The AFC West-leading Kansas City Chiefs fell behind the last-place Broncos by 35 points. Chiefs coach Todd Haley has been trying to impersonate Parcells for two seasons. Sunday, when his team got exposed, Haley resorted to postgame whining and finger-waving because mean-old Josh McDaniels scored two second-half touchdowns.

It seems that every good NFL team has at least one head-scratching, let’s-reevaluate performance this season. There is no Super Bowl favorite. There are 10 to 12 teams that could win it all if they get on a roll.

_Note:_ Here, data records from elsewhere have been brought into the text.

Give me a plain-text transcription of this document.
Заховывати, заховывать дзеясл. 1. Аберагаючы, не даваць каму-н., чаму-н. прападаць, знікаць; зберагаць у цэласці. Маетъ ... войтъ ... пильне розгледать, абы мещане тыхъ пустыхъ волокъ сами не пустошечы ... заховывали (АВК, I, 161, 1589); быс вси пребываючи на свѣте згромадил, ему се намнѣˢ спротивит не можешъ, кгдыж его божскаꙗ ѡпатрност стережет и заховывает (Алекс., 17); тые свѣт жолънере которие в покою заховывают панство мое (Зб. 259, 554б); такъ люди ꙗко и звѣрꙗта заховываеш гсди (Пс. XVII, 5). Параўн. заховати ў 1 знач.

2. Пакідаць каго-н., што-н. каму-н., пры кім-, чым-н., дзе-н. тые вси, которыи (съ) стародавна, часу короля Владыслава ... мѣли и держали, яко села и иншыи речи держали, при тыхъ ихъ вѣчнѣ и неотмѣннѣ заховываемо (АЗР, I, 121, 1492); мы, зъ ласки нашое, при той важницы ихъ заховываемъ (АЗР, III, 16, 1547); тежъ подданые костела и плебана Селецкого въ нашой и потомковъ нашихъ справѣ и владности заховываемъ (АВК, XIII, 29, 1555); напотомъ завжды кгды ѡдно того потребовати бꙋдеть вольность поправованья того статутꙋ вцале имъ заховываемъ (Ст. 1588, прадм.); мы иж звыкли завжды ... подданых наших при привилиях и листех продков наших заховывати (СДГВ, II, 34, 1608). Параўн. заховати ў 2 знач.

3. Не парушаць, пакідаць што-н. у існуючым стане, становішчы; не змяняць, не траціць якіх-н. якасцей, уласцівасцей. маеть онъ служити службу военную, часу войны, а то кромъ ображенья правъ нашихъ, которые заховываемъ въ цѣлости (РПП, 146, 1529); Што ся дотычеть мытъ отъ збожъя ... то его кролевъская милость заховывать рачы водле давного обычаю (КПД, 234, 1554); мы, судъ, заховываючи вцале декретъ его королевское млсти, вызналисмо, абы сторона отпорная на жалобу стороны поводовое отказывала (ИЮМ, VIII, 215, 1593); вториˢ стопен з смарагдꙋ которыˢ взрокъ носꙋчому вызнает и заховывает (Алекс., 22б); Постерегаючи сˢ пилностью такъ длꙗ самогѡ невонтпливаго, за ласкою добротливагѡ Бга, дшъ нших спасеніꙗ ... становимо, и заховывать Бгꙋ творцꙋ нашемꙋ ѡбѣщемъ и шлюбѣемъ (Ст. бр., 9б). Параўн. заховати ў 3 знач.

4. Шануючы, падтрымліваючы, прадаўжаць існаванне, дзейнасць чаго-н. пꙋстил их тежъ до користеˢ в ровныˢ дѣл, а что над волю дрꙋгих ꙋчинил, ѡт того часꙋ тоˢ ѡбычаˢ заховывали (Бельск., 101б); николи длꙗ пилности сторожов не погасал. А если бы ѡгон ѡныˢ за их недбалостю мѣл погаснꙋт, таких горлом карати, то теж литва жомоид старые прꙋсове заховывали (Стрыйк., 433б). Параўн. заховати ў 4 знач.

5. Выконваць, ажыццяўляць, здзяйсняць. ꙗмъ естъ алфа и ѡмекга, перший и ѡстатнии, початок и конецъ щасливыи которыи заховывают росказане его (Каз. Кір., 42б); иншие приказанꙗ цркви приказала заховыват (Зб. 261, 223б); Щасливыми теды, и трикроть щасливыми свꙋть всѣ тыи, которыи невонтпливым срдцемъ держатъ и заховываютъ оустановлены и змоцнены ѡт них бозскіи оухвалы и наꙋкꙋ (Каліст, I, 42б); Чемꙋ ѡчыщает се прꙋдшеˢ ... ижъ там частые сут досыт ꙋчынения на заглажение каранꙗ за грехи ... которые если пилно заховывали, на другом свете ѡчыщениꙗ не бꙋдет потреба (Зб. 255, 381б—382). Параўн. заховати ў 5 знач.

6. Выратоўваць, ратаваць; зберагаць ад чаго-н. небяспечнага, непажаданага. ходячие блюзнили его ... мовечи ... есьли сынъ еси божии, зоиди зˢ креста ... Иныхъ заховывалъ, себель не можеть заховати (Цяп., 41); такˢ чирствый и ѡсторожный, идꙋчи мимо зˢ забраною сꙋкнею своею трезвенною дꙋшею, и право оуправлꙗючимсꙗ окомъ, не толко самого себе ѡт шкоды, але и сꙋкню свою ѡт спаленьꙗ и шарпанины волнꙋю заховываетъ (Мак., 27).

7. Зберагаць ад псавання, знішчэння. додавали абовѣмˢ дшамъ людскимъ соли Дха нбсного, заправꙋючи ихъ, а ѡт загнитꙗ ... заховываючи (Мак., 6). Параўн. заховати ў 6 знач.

It’s coaching. And I don’t mean bad coaching. It’s simply much harder to coach in this current era. It’s more difficult for a coach to sell and get players to buy into an overarching theme for an entire season.

There are more voices in a player’s head. Take the Cowboys. At one point, you had Jerry Jones, Wade Phillips and head-coach-in-waiting Garrett all leading the Cowboys.

Lombardi was the absolute final word in Green Bay. What he said was all that mattered. Now you have star general managers and team presidents and offensive and defensive coordinators.

Plus, you have a commissioner, Roger Goodell, who has appointed himself as the league’s top cop. The players fear the commissioner far more than they do their head coach. Goodell suspends and fines players for their conduct on and off the field. Discipline/punishment used to come from the head coach. Now it comes from the commissioner’s office.

Punishment is a primary tool in leadership.

It’s impossible to lead nowadays, which makes it impossible to predict what will happen week to week.

I’m sticking with my preseason prediction that the Steelers will win the Super Bowl. They’re the most complete team.

I planned on ending this column ranking the 10 best teams. I can’t do it. It would just be a lot of speculation and guesses. In no particular order, the Steelers, Patriots, Giants, Jets, Ravens, Colts, Saints, Eagles, Packers and Falcons can all win the Super Bowl.